Etwa 20.000 Schauspieler gibt es in Deutschland schätzungsweise, gesicherte Daten existieren nicht. Die Zahl derer, die regelmäßig arbeiten können, liege bei höchstens 5000, vermutet Vorstand Hans-Werner Meyer. Und von denen könne nur ein Bruchteil von der Bezahlung gut leben. Einen klassischen Mindestlohn lehnt der BFFS jedoch ab. "Eine Mindestgage könnte sehr schnell zu einer Normalgage werden", fürchtet Meyer.

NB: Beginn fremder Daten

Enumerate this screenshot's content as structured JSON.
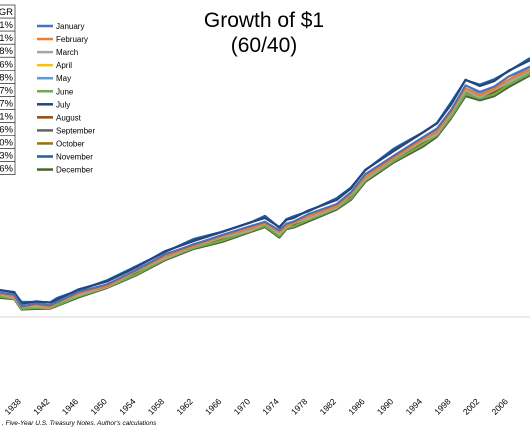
{
  "chart_data": {
    "type": "line",
    "title": "Growth of $1",
    "subtitle": "(60/40)",
    "xlabel": "",
    "ylabel": "",
    "source": ", Five-Year U.S. Treasury Notes. Author's calculations",
    "xlim": [
      1935,
      2009
    ],
    "ylim": [
      0.25,
      2.46
    ],
    "grid": false,
    "legend_position": "top-left",
    "x_ticks": [
      "1938",
      "1942",
      "1946",
      "1950",
      "1954",
      "1958",
      "1962",
      "1966",
      "1970",
      "1974",
      "1978",
      "1982",
      "1986",
      "1990",
      "1994",
      "1998",
      "2002",
      "2006"
    ],
    "cagr_table": {
      "header": "GR",
      "values": [
        "1%",
        "1%",
        "8%",
        "6%",
        "8%",
        "7%",
        "7%",
        "1%",
        "6%",
        "0%",
        "3%",
        "6%"
      ]
    },
    "x": [
      1935,
      1937,
      1938,
      1940,
      1942,
      1943,
      1946,
      1950,
      1954,
      1958,
      1962,
      1966,
      1970,
      1972,
      1974,
      1975,
      1976,
      1978,
      1982,
      1984,
      1986,
      1990,
      1994,
      1996,
      1998,
      2000,
      2002,
      2004,
      2006,
      2009
    ],
    "series": [
      {
        "name": "January",
        "color": "#4472c4",
        "offset": 0.0
      },
      {
        "name": "February",
        "color": "#ed7d31",
        "offset": -0.015
      },
      {
        "name": "March",
        "color": "#a5a5a5",
        "offset": -0.025
      },
      {
        "name": "April",
        "color": "#ffc000",
        "offset": -0.02
      },
      {
        "name": "May",
        "color": "#5b9bd5",
        "offset": -0.01
      },
      {
        "name": "June",
        "color": "#70ad47",
        "offset": -0.04
      },
      {
        "name": "July",
        "color": "#264478",
        "offset": 0.03
      },
      {
        "name": "August",
        "color": "#9e480e",
        "offset": -0.03
      },
      {
        "name": "September",
        "color": "#636363",
        "offset": -0.02
      },
      {
        "name": "October",
        "color": "#997300",
        "offset": -0.035
      },
      {
        "name": "November",
        "color": "#255e91",
        "offset": 0.035
      },
      {
        "name": "December",
        "color": "#43682b",
        "offset": -0.05
      }
    ],
    "base_values": [
      0.42,
      0.4,
      0.33,
      0.34,
      0.33,
      0.36,
      0.42,
      0.48,
      0.58,
      0.68,
      0.76,
      0.82,
      0.88,
      0.92,
      0.85,
      0.9,
      0.92,
      0.96,
      1.04,
      1.12,
      1.24,
      1.38,
      1.5,
      1.56,
      1.7,
      1.86,
      1.82,
      1.86,
      1.92,
      2.0
    ]
  }
}
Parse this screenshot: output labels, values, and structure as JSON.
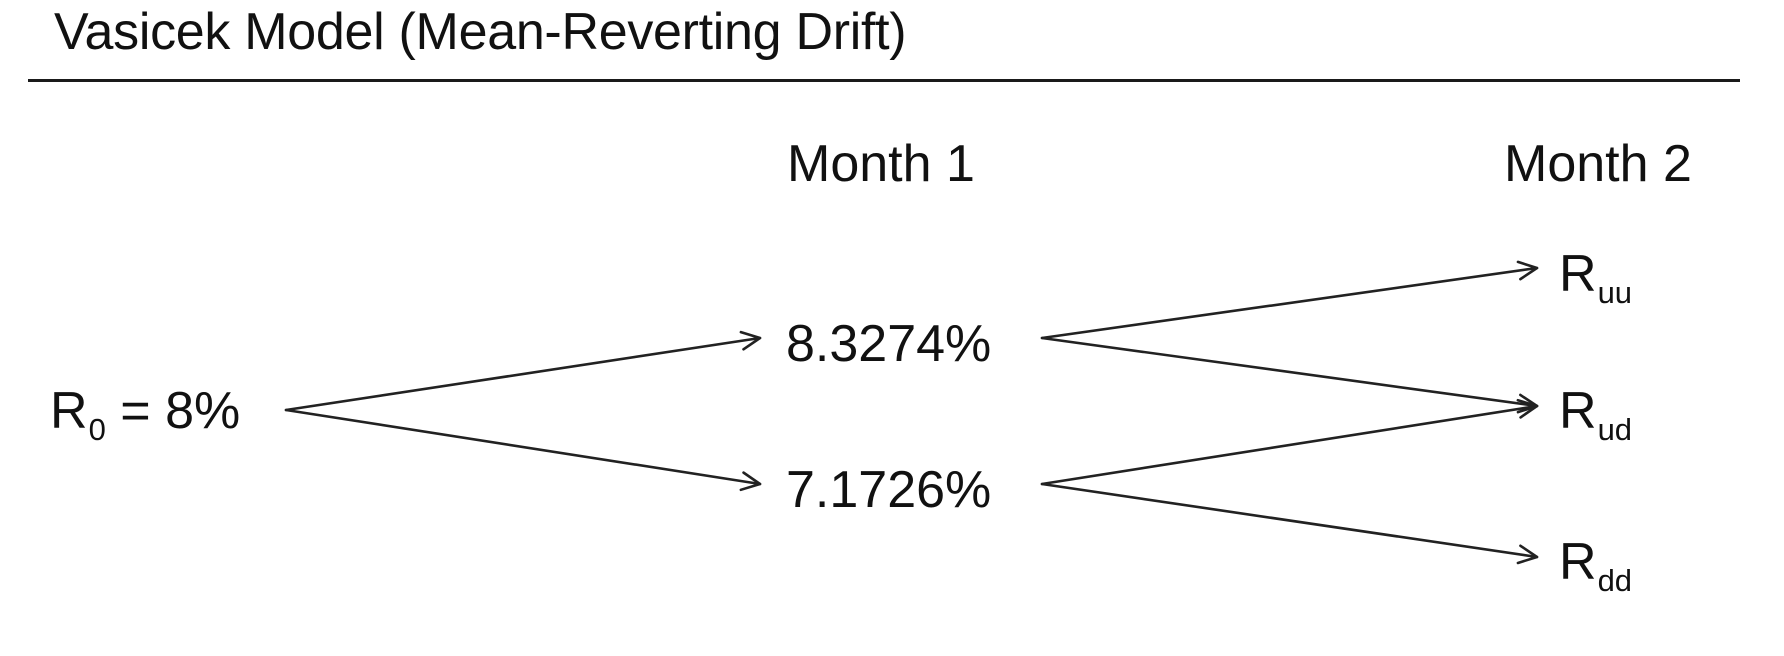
{
  "title": "Vasicek Model (Mean-Reverting Drift)",
  "columns": {
    "month1": "Month 1",
    "month2": "Month 2"
  },
  "nodes": {
    "root": {
      "main": "R",
      "sub": "0",
      "rest": " = 8%"
    },
    "up": "8.3274%",
    "down": "7.1726%",
    "uu": {
      "main": "R",
      "sub": "uu"
    },
    "ud": {
      "main": "R",
      "sub": "ud"
    },
    "dd": {
      "main": "R",
      "sub": "dd"
    }
  },
  "edges": [
    {
      "from": "root",
      "to": "up"
    },
    {
      "from": "root",
      "to": "down"
    },
    {
      "from": "up",
      "to": "uu"
    },
    {
      "from": "up",
      "to": "ud"
    },
    {
      "from": "down",
      "to": "ud"
    },
    {
      "from": "down",
      "to": "dd"
    }
  ]
}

Warum fallen sie durchs soziale Netz?
Arbeitslosengeld I gibt es für die meisten Schauspieler nicht, weil sie im Regelfall eben keine zwei Jahre dauerhaft angestellt sind. Auf der anderen Seite argumentieren die Sozialbehörden gern, dass Hartz IV auch nicht infrage komme, weil die Künstler dem Arbeitsmarkt ja nicht zur Verfügung stünden, falls gerade mal wieder ein Engagement kommt. Die Schauspieler fallen durchs soziale Netz. Sie sind jung, sie sind schön, sie sind pleite.
Wer leidet unter schlechten Gagen?
Der rapide Verdienstverfall trifft die gesamte Branche. "Selbst etablierte Namen haben es im Moment schwer", sagt Hans-Werner Meyer vom Schauspielerverband. Auch bei ihnen gebe es Einkommenseinbußen von bis zu 50 Prozent. Die Wirtschaftskrise habe ihre Spuren bei den Budgets hinterlassen.